R/MakeMortalityRates.R
In bmcnellis/RSFIA: FIA Tree Mortality Analysis
#' @title Calculate FIA Mortality Rates
#' @description
#'
#' This workhorse function calculates an average between-census mortality rate
#' at the plot level for a given FIA trees/plots input.
#'
#' @param trees Tree-level FIA dataframe
#' @param plots Plot-level FIA dataframe
#' @param prog_inc Number of plots to process before reporting progress
#' @param db_ver FIA DB version to use for metadata tags
#' @param skip_min_year Skip first year in dataset? T/F
#' @param min_ht Percentile of plot tree heights to include
#' @param min_BA Percentile of plot tree basal areas to include
#'
#' @return Plot-level dataframe
#'
#' @details min_ht and min_BA should be between 0 and 1, db_ver
#' doesn't work with anything besides 7.2 right now.
#'
#' @export
#' @examples test <- MakeMortalityRates(trees = trees_DF)

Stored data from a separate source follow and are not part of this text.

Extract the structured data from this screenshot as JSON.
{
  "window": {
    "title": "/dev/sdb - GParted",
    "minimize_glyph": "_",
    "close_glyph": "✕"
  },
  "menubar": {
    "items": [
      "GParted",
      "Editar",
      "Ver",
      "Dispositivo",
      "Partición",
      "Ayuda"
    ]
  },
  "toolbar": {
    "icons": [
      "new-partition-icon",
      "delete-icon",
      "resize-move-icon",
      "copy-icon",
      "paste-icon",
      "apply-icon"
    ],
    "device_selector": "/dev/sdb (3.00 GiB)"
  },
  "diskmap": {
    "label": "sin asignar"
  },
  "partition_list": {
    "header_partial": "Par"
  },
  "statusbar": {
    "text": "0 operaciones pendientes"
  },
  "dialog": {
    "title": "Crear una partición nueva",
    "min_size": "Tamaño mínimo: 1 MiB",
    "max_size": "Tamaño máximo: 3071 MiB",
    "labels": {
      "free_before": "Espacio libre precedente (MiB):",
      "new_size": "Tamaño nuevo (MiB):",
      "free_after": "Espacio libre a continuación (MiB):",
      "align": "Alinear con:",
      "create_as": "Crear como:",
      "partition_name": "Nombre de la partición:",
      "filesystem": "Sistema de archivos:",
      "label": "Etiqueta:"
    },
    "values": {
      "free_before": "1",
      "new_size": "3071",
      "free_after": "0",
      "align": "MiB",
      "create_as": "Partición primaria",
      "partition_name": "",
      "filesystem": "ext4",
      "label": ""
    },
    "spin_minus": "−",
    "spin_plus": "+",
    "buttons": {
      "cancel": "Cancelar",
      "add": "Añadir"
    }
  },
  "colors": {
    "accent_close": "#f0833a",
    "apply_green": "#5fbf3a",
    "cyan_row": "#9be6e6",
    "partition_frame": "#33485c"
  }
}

MakeMortalityRates <- function(trees, plots, debug = T,
prog_inc = 500, db_ver = 7.2,
min_ht = NULL, min_BA = NULL, min_dia = 10,
test_CNs = NULL) {
# The database version used here is 7.2. Other versions probably work, but
# small changes to database structure and metadata organization over time
# require you to very dilligently check that outputs are correct, and major
# db version changes probably require you to do debugging as well.
# Sanity checks:
if (!db_ver == 7.2) stop('Bad database version input')
# Declare:
# The mort_cols are plot-level variables. These are pulled as unique values
# from the tree-level data, and errors are thrown if more than one unique value
# is returned for a given PLT_CN. These are combined later using plot-level
# variables taken directly from the plot data that was provided as input.
AGENTCD_to_cod <- RSFIA::KeyAgentCode(db_ver = db_ver)
mort_cols <- c(
'PLT_CN', 'prev_year', 'median_year',
'mort_rate', 'n_dead', 'n_total'
)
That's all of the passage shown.